The weaker-than-expected report from the U.S. Bureau of Labor Statistics suggested the labor market continued to cool after several years of robust hiring. The report also included downward revisions to payroll gains for April and May, indicating hiring has been weaker than previously reported. 

Dawit Kebede

“June job growth came below expectations, but the three-month average pace of hiring still runs ahead of last year’s, so the labor market retains more momentum than this report implies,” America’s Credit Unions’ Senior Economist Dawit Kebede said in a statement. “The unemployment rate declined, but that reflected more people stepping out of the labor force than workers finding jobs. Markets have moved to price higher odds of a rate hike before year-end as inflation is still the dominant concern. With wage growth continuing to trail inflation, households are steadily losing purchasing power even as the labor market holds together.” 

Nonfarm Payroll Up 57,000

Total nonfarm payroll employment increased by 57,000 in June, while the unemployment rate slipped from 4.3% in May to 4.2%. Economists had generally expected payroll growth of about 110,000 jobs. 

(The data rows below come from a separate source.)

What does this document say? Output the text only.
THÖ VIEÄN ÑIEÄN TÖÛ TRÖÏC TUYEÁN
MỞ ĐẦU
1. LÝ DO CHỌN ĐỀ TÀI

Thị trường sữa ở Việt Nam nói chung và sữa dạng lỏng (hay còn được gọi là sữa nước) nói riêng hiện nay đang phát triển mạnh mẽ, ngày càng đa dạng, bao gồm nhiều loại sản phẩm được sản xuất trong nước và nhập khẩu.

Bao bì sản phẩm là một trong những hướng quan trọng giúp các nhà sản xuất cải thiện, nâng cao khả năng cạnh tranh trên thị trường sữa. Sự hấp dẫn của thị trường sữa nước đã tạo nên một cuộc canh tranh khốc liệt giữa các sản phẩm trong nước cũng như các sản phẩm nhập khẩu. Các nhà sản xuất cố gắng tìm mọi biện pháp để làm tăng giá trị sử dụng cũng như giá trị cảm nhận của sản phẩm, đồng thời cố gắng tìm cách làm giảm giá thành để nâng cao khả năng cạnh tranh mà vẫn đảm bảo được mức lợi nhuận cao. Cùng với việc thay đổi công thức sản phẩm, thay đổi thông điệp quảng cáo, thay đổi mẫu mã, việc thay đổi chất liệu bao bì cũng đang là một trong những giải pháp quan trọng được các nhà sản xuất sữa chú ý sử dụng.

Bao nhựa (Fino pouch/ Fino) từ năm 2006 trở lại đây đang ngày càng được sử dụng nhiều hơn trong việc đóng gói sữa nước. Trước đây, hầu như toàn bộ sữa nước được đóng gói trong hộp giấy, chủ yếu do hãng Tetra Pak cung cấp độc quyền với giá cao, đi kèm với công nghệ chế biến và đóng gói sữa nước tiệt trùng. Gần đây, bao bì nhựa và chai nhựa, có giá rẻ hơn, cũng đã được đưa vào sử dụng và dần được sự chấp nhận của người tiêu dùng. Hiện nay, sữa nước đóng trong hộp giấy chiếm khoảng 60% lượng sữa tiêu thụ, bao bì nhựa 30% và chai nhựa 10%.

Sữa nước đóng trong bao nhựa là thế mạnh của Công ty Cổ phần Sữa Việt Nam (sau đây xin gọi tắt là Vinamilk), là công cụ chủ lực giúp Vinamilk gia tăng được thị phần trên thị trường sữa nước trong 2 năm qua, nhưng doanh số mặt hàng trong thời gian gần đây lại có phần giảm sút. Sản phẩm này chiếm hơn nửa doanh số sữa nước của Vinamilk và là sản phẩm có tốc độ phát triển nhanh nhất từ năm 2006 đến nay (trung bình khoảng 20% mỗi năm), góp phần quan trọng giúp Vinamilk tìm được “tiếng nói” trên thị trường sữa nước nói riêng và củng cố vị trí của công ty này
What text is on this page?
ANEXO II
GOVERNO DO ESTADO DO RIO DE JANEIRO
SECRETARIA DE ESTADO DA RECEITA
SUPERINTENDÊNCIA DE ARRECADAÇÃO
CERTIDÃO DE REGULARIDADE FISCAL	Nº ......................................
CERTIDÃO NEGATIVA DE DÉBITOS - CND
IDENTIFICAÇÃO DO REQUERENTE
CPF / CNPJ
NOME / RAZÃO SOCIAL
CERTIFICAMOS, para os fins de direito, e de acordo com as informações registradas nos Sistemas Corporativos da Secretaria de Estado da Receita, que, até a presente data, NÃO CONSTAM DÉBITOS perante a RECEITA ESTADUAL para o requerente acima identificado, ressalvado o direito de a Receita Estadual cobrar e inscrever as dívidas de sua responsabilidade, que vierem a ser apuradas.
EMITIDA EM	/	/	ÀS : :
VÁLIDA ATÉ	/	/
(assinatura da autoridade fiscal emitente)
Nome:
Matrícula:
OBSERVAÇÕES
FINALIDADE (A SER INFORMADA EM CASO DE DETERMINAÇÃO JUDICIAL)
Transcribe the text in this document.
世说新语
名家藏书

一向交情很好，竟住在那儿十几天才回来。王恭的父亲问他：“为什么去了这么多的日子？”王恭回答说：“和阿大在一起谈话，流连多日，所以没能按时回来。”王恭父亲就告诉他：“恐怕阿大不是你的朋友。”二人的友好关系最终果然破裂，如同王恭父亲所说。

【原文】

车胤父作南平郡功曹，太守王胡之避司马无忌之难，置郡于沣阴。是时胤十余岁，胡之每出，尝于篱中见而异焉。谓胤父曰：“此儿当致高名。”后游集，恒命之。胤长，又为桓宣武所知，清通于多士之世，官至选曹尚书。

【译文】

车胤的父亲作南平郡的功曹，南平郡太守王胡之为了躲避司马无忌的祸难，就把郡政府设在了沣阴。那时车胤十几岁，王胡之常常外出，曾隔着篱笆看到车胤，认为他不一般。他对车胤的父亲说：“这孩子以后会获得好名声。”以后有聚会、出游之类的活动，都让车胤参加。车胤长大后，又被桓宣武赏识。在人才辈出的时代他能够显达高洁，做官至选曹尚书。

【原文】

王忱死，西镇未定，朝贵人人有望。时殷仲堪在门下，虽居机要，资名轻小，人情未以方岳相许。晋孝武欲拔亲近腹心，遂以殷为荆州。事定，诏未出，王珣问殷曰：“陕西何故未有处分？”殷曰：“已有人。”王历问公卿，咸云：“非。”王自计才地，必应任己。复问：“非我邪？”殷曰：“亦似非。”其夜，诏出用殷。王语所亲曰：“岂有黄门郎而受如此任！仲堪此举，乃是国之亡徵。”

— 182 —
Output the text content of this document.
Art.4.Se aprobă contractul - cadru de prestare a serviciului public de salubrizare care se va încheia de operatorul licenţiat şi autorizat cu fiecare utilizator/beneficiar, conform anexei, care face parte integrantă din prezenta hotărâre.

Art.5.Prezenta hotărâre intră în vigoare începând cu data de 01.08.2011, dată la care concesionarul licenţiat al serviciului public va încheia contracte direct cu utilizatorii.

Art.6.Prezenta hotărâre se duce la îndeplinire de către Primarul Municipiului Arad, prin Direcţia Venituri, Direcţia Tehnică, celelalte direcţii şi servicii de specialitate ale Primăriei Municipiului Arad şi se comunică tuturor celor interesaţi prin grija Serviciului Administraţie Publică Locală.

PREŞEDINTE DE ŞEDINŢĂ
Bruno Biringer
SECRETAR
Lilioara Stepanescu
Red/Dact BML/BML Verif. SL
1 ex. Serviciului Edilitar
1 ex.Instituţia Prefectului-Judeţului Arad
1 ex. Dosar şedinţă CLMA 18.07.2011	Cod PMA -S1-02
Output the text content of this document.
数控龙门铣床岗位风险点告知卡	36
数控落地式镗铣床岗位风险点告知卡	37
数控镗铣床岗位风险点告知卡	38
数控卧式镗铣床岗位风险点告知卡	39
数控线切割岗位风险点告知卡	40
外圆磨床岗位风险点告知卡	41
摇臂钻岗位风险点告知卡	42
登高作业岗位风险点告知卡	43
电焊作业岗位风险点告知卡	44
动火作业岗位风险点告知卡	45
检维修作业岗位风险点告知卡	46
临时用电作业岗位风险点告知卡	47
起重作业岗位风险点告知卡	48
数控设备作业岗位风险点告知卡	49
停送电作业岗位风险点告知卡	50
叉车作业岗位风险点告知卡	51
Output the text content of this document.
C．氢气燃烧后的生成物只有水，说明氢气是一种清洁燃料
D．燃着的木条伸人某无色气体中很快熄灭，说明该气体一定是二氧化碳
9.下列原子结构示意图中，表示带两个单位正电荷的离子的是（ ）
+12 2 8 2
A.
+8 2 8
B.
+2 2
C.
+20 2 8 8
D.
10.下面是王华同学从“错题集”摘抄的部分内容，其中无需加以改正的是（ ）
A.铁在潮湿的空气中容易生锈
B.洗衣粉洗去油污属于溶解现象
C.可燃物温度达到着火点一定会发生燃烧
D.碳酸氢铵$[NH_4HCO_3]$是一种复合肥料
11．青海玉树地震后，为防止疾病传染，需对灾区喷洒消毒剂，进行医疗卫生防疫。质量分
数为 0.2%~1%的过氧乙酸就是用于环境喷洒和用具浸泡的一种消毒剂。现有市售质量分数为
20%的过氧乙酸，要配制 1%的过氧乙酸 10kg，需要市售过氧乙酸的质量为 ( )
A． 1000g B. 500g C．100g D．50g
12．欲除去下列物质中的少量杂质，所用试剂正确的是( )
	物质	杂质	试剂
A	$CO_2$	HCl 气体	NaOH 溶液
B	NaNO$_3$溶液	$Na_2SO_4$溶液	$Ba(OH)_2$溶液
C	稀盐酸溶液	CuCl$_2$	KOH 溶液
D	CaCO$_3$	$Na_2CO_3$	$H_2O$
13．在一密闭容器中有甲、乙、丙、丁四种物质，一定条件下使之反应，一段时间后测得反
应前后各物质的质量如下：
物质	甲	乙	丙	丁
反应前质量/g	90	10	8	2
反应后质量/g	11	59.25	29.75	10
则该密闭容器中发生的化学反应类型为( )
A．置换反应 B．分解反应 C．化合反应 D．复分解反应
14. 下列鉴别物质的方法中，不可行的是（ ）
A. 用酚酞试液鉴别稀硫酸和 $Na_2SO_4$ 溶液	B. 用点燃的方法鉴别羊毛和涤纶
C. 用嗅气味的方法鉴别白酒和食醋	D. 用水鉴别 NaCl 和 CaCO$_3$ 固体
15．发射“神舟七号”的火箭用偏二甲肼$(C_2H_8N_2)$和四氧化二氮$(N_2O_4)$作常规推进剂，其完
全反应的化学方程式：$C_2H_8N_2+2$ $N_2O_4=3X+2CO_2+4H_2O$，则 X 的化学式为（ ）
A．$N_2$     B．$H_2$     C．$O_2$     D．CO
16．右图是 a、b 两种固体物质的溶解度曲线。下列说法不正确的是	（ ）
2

The Labor Department revised April job gains downward by 31,000, from 179,000 to 148,000, and May employment growth lower by 43,000, from 172,000 to 129,000. Combined, the revisions reduced previously reported employment gains by 74,000 jobs. 

What the Data Show

Other data points in the new BLS report show:

  • The unemployment rate declined even as the labor force participation rate fell 0.3 percentage point to 61.5%, reflecting fewer Americans either working or actively seeking work. The employment-population ratio also slipped to 59.0%. 
  • Employment gains during June were concentrated in a handful of industries.
  • Professional and business services added 36,000 jobs, social assistance increased employment by 25,000, and health care added 22,000 positions. Offsetting those gains, leisure and hospitality shed 61,000 jobs, a decline the government attributed to weaker-than-usual seasonal hiring. Most other major industries were little changed during the month. 
  • Average hourly earnings for all private-sector employees rose 13 cents, or 0.3%, to $37.64 in June and were up 3.5% from a year earlier. The average workweek remained unchanged at 34.3 hours. 

Long-Term Unemployment is Elevated

The report also showed that long-term unemployment remained elevated. About 1.9 million people had been unemployed for 27 weeks or longer in June, accounting for 27.3% of all unemployed workers. That figure has increased by 286,000 over the past year. 

In a statement accompanying the report, Acting Labor Secretary Keith Sonderling characterized the figures as evidence of continued labor market stability.

“Under President Trump’s leadership, the American labor market remains resilient,” Sonderling said, pointing to continued employment gains and wage growth while noting the unemployment rate remained historically low. 

Reuters reported financial markets interpreted the report as reducing pressure on the Federal Reserve to raise interest rates in the near term. Treasury yields declined following the release, and investors reduced expectations for a July rate increase after the weaker-than-anticipated hiring figures.